Participants (n = 21) with an appropriate history of PAD-IC, ankle-brachial pressure index (ABI) <0.9 in at least one leg and a positive Edinburgh claudication questionnaire response were prospectively recruited. Participants were randomly allocated to either a control PAD-IC group (CPAD-IC) (n = 11) that received standard medical therapy and a treatment PAD-IC group (TPAD-IC) (n = 10), which also took part in a 12-month supervised exercise program. A further group of participants (n = 11) free of PAD (ABI >0.9) and who were non-regular exercisers were recruited from the community to act as age and mass matched controls (CON). Lower limb mobility was determined via two-dimensional video motion analysis. A graded treadmill test was used to assess walking performance and peak physiological responses to exercise. Physical activity levels were measured via a 7-day pedometer recording. Differences between groups were analyzed via repeated measures analysis of variance (ANOVA).

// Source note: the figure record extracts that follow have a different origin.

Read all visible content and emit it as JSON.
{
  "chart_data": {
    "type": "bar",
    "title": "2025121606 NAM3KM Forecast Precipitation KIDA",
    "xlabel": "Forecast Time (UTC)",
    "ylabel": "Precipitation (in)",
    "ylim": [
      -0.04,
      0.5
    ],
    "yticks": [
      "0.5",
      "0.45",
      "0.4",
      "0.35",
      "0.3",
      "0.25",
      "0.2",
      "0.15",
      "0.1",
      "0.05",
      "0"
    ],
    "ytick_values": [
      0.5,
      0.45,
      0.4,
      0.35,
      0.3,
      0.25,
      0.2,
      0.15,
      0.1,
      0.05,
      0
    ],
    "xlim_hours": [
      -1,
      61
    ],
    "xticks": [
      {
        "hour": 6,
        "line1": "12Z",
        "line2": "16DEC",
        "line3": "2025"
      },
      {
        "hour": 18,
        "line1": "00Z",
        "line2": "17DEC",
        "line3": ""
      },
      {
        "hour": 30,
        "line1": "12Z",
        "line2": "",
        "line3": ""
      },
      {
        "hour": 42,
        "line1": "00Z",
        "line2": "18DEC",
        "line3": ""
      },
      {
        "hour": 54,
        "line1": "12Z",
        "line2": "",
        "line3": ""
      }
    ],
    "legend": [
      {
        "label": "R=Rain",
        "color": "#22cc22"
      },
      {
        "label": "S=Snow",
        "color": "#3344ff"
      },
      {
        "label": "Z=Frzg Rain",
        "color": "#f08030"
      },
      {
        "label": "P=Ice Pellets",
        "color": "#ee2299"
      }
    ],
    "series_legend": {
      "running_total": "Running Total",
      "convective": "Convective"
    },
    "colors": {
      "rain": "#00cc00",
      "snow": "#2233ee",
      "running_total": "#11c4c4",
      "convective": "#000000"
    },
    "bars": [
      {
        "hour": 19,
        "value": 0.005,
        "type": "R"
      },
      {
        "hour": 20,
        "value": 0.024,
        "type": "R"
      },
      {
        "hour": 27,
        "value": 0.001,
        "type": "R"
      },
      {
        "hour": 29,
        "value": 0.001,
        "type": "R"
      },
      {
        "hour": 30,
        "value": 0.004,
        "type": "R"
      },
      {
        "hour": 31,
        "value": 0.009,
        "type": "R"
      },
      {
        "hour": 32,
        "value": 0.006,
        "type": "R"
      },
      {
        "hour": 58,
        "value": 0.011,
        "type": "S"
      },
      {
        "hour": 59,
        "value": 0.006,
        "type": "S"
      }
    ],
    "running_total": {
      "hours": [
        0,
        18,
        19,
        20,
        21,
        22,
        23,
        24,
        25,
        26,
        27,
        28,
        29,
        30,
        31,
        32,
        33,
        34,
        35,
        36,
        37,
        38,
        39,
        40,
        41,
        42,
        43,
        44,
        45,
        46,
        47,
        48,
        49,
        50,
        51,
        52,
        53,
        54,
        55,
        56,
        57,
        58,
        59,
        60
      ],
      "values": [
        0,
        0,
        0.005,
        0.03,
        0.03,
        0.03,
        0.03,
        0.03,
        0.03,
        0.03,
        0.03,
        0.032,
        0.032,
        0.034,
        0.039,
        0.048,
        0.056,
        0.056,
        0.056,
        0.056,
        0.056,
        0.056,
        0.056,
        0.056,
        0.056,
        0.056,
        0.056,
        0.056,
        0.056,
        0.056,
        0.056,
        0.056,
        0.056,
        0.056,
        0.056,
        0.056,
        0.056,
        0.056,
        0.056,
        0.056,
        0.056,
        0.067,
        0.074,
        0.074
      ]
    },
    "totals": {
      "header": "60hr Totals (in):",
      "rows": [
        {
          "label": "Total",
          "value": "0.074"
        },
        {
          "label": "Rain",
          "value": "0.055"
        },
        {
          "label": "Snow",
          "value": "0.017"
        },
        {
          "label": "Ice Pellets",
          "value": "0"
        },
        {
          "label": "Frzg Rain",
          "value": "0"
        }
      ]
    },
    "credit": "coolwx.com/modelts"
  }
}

The 12-month supervised exercise program had no significant effect on lower limb mobility, peak physiological responses, or physical activity levels in TPAD-IC compared with CPAD-IC participants. However, the TPAD-IC participants demonstrated significantly greater walking performance (171% improvement in pain free walking time and 120% improvement in maximal walking time compared with baseline).
The results of this study confirm that a 12-month supervised exercise program will result in improved walking performance, but does not have an impact on lower limb mobility, peak physiological responses, or physical activity levels of PAD-IC patients.